Tiene que ver con la certeza de que los traidores internos e interinos, y
los bribones extranjeros, le metieron candela a las opciones favorables
y tranquilas.
Pocas veces dos aviesos ejecutantes se avinieron mejor para ir a dar
al derrumbadero: ese embauca a este y ambos delatan las intenciones;
aquel cavila el desguace del socio de andanzas antes que el del
adversario; los dos se creen la tontera propia y las ajenas.
Opositores con egos como miras y gobernantes imperiales carentes de
prudencia. Los unos han enseñado cuarenta veces que a pesar de
contabilizar millones de votos no tienen con quién; los otros, que se
quedan sin imperio, y ellos contribuyen como pueden, no tan
modestamente, a que así sea.
Esa concordancia ha dejado al país por largos lapsos en la cuerda
floja. Pareciera que determinados sectores de la oligarquía opositora se
regodean con el dolor de los compatriotas y llegan al descaro de
reclamarle a los tutores cualquier acción demente. Abogaron por la
invasión militar. Cohonestan el ingreso de mercenarios. No les
fastidiaría la guerra civil.
No deja de ser peligroso que los Estados Unidos, que en el colmo del
desconocimiento sobre la realidad del vecindario le apostaron las fichas
a la alternativa más fraudulenta imaginable, el golpista Juan Guaidó,
opten algún día por otro desatino en la impaciencia por adueñarse de un
entorno geoestratégico de primer orden, y, claro está, de una tentadora
riqueza en petróleo y minerales que creen suya y a la mano, y que, en
efecto, la precisan.
Dialogar sin habla
Existiría la opción del diálogo, nadie lo duda, la salida sensata, la
elección obvia, pero no es cuestión de aplomos. Se trata del
exhibicionismo de una superioridad cada vez más cuestionable.

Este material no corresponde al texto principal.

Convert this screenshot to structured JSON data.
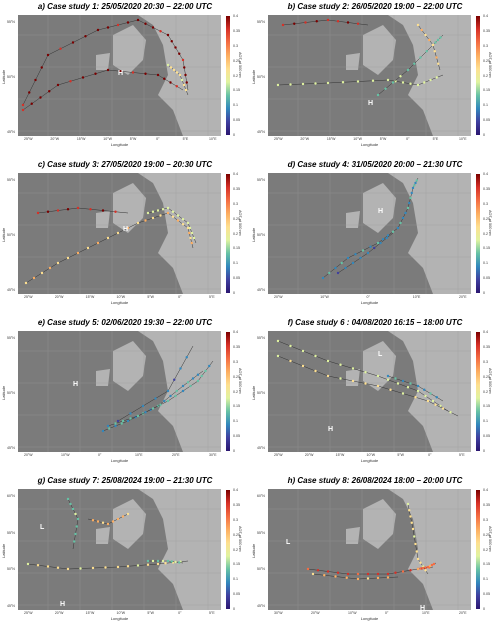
{
  "panels": [
    {
      "title": "a) Case study 1: 25/05/2020 20:30 – 22:00 UTC",
      "lat_ticks": [
        "55°N",
        "50°N",
        "45°N"
      ],
      "lon_ticks": [
        "25°W",
        "20°W",
        "15°W",
        "10°W",
        "5°W",
        "0°",
        "5°E",
        "10°E"
      ],
      "markers": [
        {
          "type": "H",
          "label": "H"
        }
      ]
    },
    {
      "title": "b) Case study 2: 26/05/2020 19:00 – 22:00 UTC",
      "lat_ticks": [
        "55°N",
        "50°N",
        "45°N"
      ],
      "lon_ticks": [
        "25°W",
        "20°W",
        "15°W",
        "10°W",
        "5°W",
        "0°",
        "5°E",
        "10°E"
      ],
      "markers": [
        {
          "type": "H",
          "label": "H"
        }
      ]
    },
    {
      "title": "c) Case study 3: 27/05/2020 19:00 – 20:30 UTC",
      "lat_ticks": [
        "55°N",
        "50°N",
        "45°N"
      ],
      "lon_ticks": [
        "25°W",
        "20°W",
        "15°W",
        "10°W",
        "5°W",
        "0°",
        "5°E"
      ],
      "markers": [
        {
          "type": "H",
          "label": "H"
        }
      ]
    },
    {
      "title": "d) Case study 4: 31/05/2020 20:00 – 21:30 UTC",
      "lat_ticks": [
        "55°N",
        "50°N",
        "45°N"
      ],
      "lon_ticks": [
        "20°W",
        "10°W",
        "0°",
        "10°E",
        "20°E"
      ],
      "markers": [
        {
          "type": "H",
          "label": "H"
        }
      ]
    },
    {
      "title": "e) Case study 5: 02/06/2020 19:30 – 22:00 UTC",
      "lat_ticks": [
        "55°N",
        "50°N",
        "45°N"
      ],
      "lon_ticks": [
        "20°W",
        "10°W",
        "0°",
        "10°E",
        "20°E",
        "30°E"
      ],
      "markers": [
        {
          "type": "H",
          "label": "H"
        }
      ]
    },
    {
      "title": "f) Case study 6 : 04/08/2020 16:15 – 18:00 UTC",
      "lat_ticks": [
        "55°N",
        "50°N",
        "45°N"
      ],
      "lon_ticks": [
        "25°W",
        "20°W",
        "15°W",
        "10°W",
        "5°W",
        "0°",
        "5°E"
      ],
      "markers": [
        {
          "type": "L",
          "label": "L"
        },
        {
          "type": "H",
          "label": "H"
        }
      ]
    },
    {
      "title": "g) Case study 7: 25/08/2024 19:00 – 21:30 UTC",
      "lat_ticks": [
        "60°N",
        "55°N",
        "50°N",
        "45°N"
      ],
      "lon_ticks": [
        "25°W",
        "20°W",
        "15°W",
        "10°W",
        "5°W",
        "0°",
        "5°E"
      ],
      "markers": [
        {
          "type": "L",
          "label": "L"
        },
        {
          "type": "H",
          "label": "H"
        }
      ]
    },
    {
      "title": "h) Case study 8: 26/08/2024 18:00 – 20:00 UTC",
      "lat_ticks": [
        "60°N",
        "55°N",
        "50°N",
        "45°N"
      ],
      "lon_ticks": [
        "30°W",
        "20°W",
        "10°W",
        "0°",
        "10°E",
        "20°E"
      ],
      "markers": [
        {
          "type": "L",
          "label": "L"
        },
        {
          "type": "H",
          "label": "H"
        }
      ]
    }
  ],
  "axis": {
    "xlabel": "Longitude",
    "ylabel": "Latitude"
  },
  "colorbar": {
    "label": "AOT at 500 nm",
    "ticks": [
      "0.4",
      "0.35",
      "0.3",
      "0.25",
      "0.2",
      "0.15",
      "0.1",
      "0.05",
      "0"
    ]
  },
  "colors": {
    "map_bg": "#7b7b7b",
    "land": "#bdbdbd",
    "sea": "#6e6e6e"
  }
}
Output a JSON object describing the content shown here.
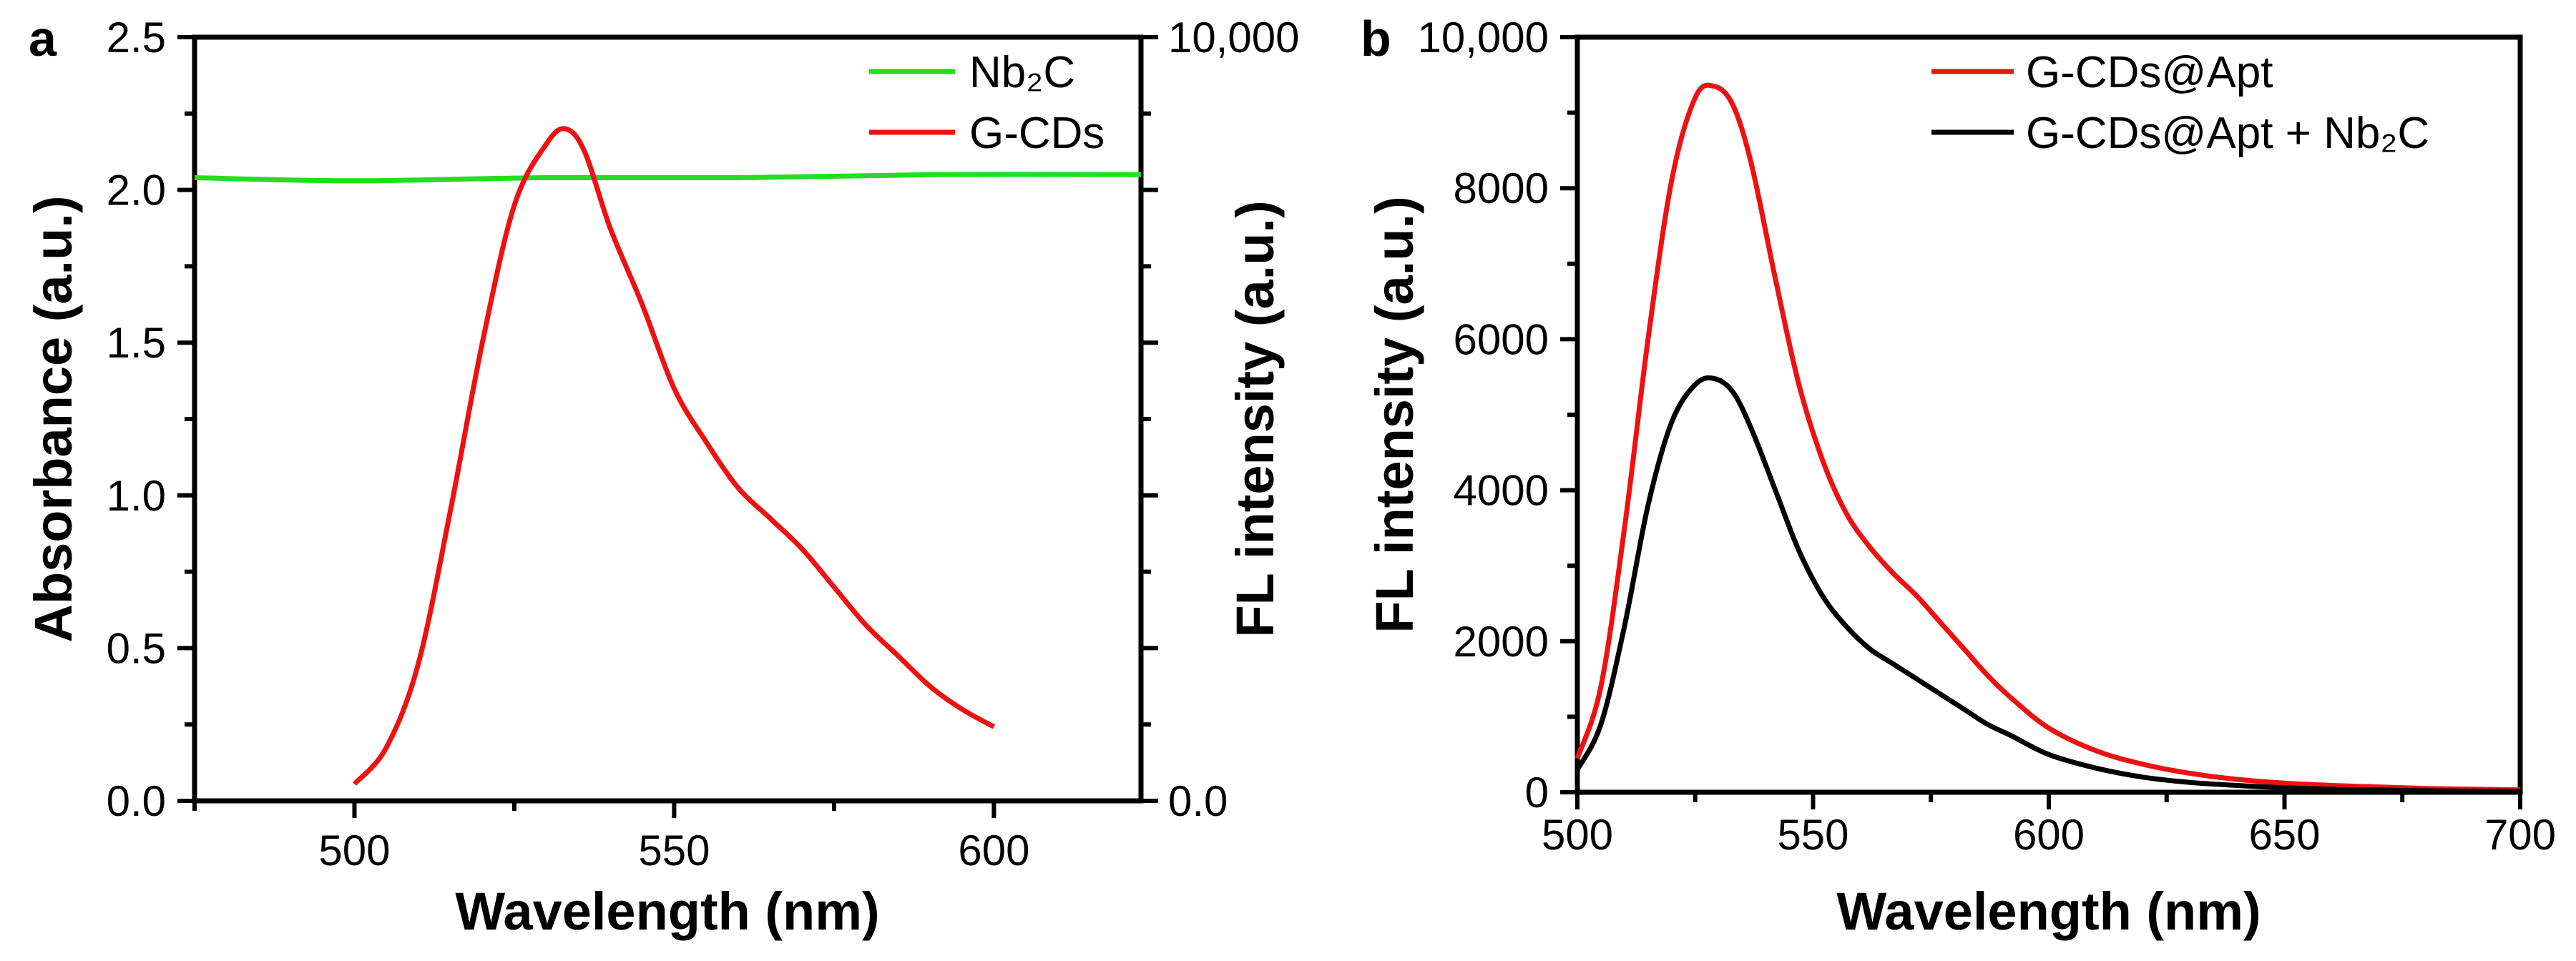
{
  "chart_data": [
    {
      "panel": "a",
      "type": "line",
      "xlabel": "Wavelength (nm)",
      "ylabel_left": "Absorbance (a.u.)",
      "ylabel_right": "FL intensity  (a.u.)",
      "xlim": [
        475,
        623
      ],
      "ylim_left": [
        0,
        2.5
      ],
      "ylim_right": [
        0,
        10000
      ],
      "xticks": [
        500,
        550,
        600
      ],
      "yticks_left": [
        "0.0",
        "0.5",
        "1.0",
        "1.5",
        "2.0",
        "2.5"
      ],
      "yticks_right": [
        "0.0",
        "10,000"
      ],
      "series": [
        {
          "name": "Nb₂C",
          "color": "#22dd22",
          "axis": "left",
          "x": [
            475,
            500,
            530,
            560,
            590,
            623
          ],
          "y": [
            2.04,
            2.03,
            2.04,
            2.04,
            2.05,
            2.05
          ]
        },
        {
          "name": "G-CDs",
          "color": "#ee1111",
          "axis": "right",
          "x": [
            500,
            505,
            510,
            515,
            520,
            525,
            530,
            533,
            536,
            540,
            545,
            550,
            555,
            560,
            565,
            570,
            575,
            580,
            585,
            590,
            595,
            600
          ],
          "y": [
            220,
            700,
            1800,
            3800,
            6000,
            7800,
            8600,
            8800,
            8500,
            7500,
            6500,
            5400,
            4700,
            4100,
            3700,
            3300,
            2800,
            2300,
            1900,
            1500,
            1200,
            970
          ]
        }
      ]
    },
    {
      "panel": "b",
      "type": "line",
      "xlabel": "Wavelength (nm)",
      "ylabel": "FL intensity  (a.u.)",
      "xlim": [
        500,
        700
      ],
      "ylim": [
        0,
        10000
      ],
      "xticks": [
        500,
        550,
        600,
        650,
        700
      ],
      "yticks": [
        "0",
        "2000",
        "4000",
        "6000",
        "8000",
        "10,000"
      ],
      "series": [
        {
          "name": "G-CDs@Apt",
          "color": "#ee1111",
          "x": [
            500,
            505,
            510,
            515,
            520,
            525,
            529,
            533,
            537,
            542,
            547,
            552,
            557,
            562,
            567,
            572,
            577,
            582,
            587,
            592,
            600,
            610,
            620,
            630,
            640,
            650,
            660,
            670,
            680,
            690,
            700
          ],
          "y": [
            450,
            1400,
            3500,
            6000,
            8100,
            9200,
            9350,
            9100,
            8300,
            6800,
            5400,
            4400,
            3700,
            3250,
            2900,
            2600,
            2250,
            1900,
            1550,
            1250,
            850,
            550,
            370,
            250,
            170,
            120,
            90,
            70,
            50,
            40,
            30
          ]
        },
        {
          "name": "G-CDs@Apt + Nb₂C",
          "color": "#000000",
          "x": [
            500,
            505,
            510,
            515,
            520,
            525,
            529,
            533,
            537,
            542,
            547,
            552,
            557,
            562,
            567,
            572,
            577,
            582,
            587,
            592,
            600,
            610,
            620,
            630,
            640,
            650,
            660,
            670,
            680,
            690,
            700
          ],
          "y": [
            300,
            900,
            2200,
            3800,
            4900,
            5400,
            5480,
            5300,
            4800,
            4000,
            3200,
            2600,
            2200,
            1900,
            1700,
            1500,
            1300,
            1100,
            900,
            750,
            500,
            320,
            200,
            130,
            90,
            60,
            40,
            30,
            20,
            15,
            10
          ]
        }
      ]
    }
  ]
}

El orgullo herido de los mandamases estadounidenses salteados en su
soberbia. Del Trump de las cifras tramposas y la desmesura a la
intimidación confesional de Pence; del Pompeo de turbión por la región a
la turbulenta bocaza de Bolton, o al ánima en pena de Abrams. Con el
concierto de países serviles, dependientes, que actúan por encima de
jurisprudencias y acuerdos internacionales gracias a los bríos tribales
conferidos por la manada, como Colombia, Brasil, Argentina o Chile, para
no salir de Suramérica.
De tal modo que a la dupla de insidiosos y aprovechados sólo volverá a
quedarle por hacer lo que ha venido haciendo mal hace rato: socavar la
unión, esa que le da forma y vuelo a la fortaleza de los pueblos.
El enemigo lanza saetas por los cuatro costados. Ni siquiera la
emplumada con ayudas humanitarias da en el talón de Aquiles. ¿Dónde
diablos queda el mentado talón? Eso, quién lo duda, desespera.

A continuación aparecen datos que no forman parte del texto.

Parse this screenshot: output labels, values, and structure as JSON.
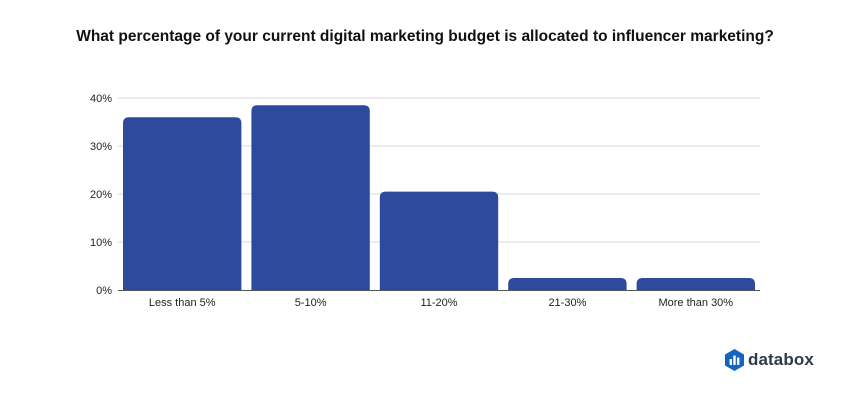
{
  "chart_data": {
    "type": "bar",
    "title": "What percentage of your current digital marketing budget is allocated to influencer marketing?",
    "xlabel": "",
    "ylabel": "",
    "categories": [
      "Less than 5%",
      "5-10%",
      "11-20%",
      "21-30%",
      "More than 30%"
    ],
    "values": [
      36,
      38.5,
      20.5,
      2.5,
      2.5
    ],
    "ylim": [
      0,
      40
    ],
    "yticks": [
      "0%",
      "10%",
      "20%",
      "30%",
      "40%"
    ],
    "grid": true,
    "legend": "none",
    "colors": {
      "bar": "#2e4a9c",
      "grid": "#d9d9d9",
      "axis": "#555555"
    }
  },
  "brand": {
    "name": "databox",
    "color": "#2d3a4b",
    "logo_icon": "databox-logo-icon",
    "logo_colors": [
      "#1e88e5",
      "#42a5f5",
      "#0d47a1"
    ]
  }
}
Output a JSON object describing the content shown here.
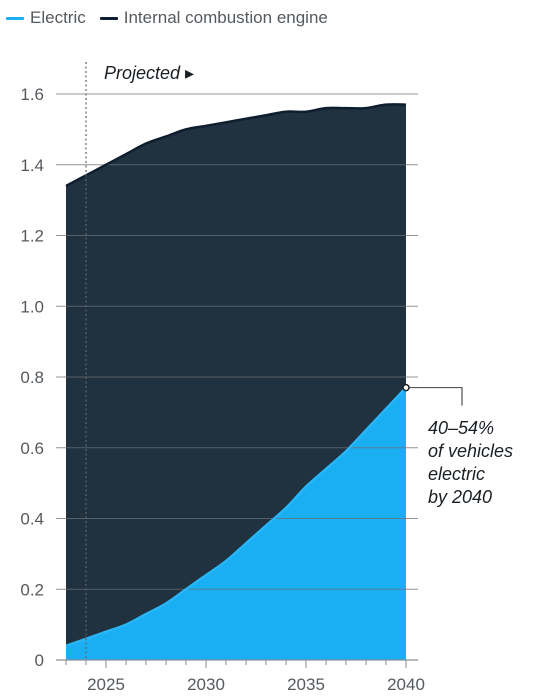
{
  "colors": {
    "electric": "#1aaef2",
    "electric_line": "#29b6f6",
    "ice": "#20313f",
    "ice_line": "#0f1e2e",
    "grid": "#6b7176",
    "text": "#555a5f"
  },
  "legend": [
    {
      "name": "Electric",
      "color": "#1aaef2"
    },
    {
      "name": "Internal combustion engine",
      "color": "#0f1e2e"
    }
  ],
  "projected_label": "Projected ▸",
  "annotation": {
    "lines": [
      "40–54%",
      "of vehicles",
      "electric",
      "by 2040"
    ],
    "x": 2040,
    "y": 0.77
  },
  "chart_data": {
    "type": "area",
    "stacked": false,
    "x": [
      2023,
      2024,
      2025,
      2026,
      2027,
      2028,
      2029,
      2030,
      2031,
      2032,
      2033,
      2034,
      2035,
      2036,
      2037,
      2038,
      2039,
      2040
    ],
    "series": [
      {
        "name": "Internal combustion engine",
        "values": [
          1.34,
          1.37,
          1.4,
          1.43,
          1.46,
          1.48,
          1.5,
          1.51,
          1.52,
          1.53,
          1.54,
          1.55,
          1.55,
          1.56,
          1.56,
          1.56,
          1.57,
          1.57
        ]
      },
      {
        "name": "Electric",
        "values": [
          0.04,
          0.06,
          0.08,
          0.1,
          0.13,
          0.16,
          0.2,
          0.24,
          0.28,
          0.33,
          0.38,
          0.43,
          0.49,
          0.54,
          0.59,
          0.65,
          0.71,
          0.77
        ]
      }
    ],
    "projected_start": 2024,
    "xlim": [
      2022.5,
      2040
    ],
    "ylim": [
      0,
      1.6
    ],
    "x_ticks": [
      2025,
      2030,
      2035,
      2040
    ],
    "y_ticks": [
      0,
      0.2,
      0.4,
      0.6,
      0.8,
      1.0,
      1.2,
      1.4,
      1.6
    ],
    "y_tick_labels": [
      "0",
      "0.2",
      "0.4",
      "0.6",
      "0.8",
      "1.0",
      "1.2",
      "1.4",
      "1.6"
    ],
    "grid": true,
    "legend_position": "top-left"
  }
}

Mas no dejarán de arrojarlas adonde sea porque, salga lo que saliere,
sería la única manera de volver: los de aquí, al poder de los
proustianos tiempos perdidos; los de allá, a la dominación que entre
guerras comerciales, tecnológicas, mediáticas y territoriales se les
escurre por entre los dedos.
La unión, la fuerza
Y entonces todos corrieren, como lo dicen los españoles en la
secuencia preposicional tan suya, a por el país. Raudos a por las
riquezas para retardar el siniestro ineludible. Sólo que ni unos ni
otros se repartirán algo más que espejos (para los egoístas locales) y
espejismos (entre los ególatras foráneos).

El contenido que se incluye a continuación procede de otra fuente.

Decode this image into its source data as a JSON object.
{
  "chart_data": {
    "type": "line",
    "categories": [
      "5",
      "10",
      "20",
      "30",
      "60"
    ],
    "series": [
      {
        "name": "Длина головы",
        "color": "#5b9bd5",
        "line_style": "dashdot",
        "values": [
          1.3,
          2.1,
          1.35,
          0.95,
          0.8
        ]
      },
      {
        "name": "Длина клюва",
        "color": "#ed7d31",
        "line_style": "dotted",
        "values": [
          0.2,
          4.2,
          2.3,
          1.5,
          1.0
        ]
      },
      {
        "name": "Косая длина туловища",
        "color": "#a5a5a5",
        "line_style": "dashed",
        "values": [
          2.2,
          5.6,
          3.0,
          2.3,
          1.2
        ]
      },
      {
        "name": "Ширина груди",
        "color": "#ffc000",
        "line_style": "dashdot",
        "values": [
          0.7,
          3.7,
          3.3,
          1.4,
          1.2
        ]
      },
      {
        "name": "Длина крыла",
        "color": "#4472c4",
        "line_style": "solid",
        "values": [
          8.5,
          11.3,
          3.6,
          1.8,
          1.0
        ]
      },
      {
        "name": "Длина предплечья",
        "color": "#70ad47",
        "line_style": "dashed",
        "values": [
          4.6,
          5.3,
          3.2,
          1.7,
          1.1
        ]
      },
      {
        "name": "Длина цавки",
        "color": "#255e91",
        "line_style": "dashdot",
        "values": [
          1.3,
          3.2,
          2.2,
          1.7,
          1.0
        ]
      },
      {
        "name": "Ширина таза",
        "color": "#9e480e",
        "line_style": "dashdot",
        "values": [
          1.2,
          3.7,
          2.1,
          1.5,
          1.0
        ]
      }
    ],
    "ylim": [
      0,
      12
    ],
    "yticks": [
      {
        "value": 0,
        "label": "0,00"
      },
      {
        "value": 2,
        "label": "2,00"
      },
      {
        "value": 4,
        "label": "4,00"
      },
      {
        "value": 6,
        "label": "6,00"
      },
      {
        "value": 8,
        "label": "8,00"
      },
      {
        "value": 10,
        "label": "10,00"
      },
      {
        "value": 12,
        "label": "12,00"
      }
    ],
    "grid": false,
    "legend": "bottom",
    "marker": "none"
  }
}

“Como la concordia hace crecer las cosas pequeñas, la discordia trae
la mayor decadencia”, escribió el espléndido Salustio en su Guerra de Yugurta,
entre el 41 y el 40 a.C. Una guerra de victoria titubeante, además, en
la que por primera vez se atacó la soberbia de la nobleza, según
apreciación del historiador. Los siglos de los siglos moldearían el
enunciado y lo simplificaron para el subrayado: “La unión hace la
fuerza”.
Venezuela nos muestra que, aun en los azarosos años de posverdades y
demás mentiras modernizadas, la proverbial frase de aquellos tiempos de
grescas entre númidas y romanos todavía es cierta.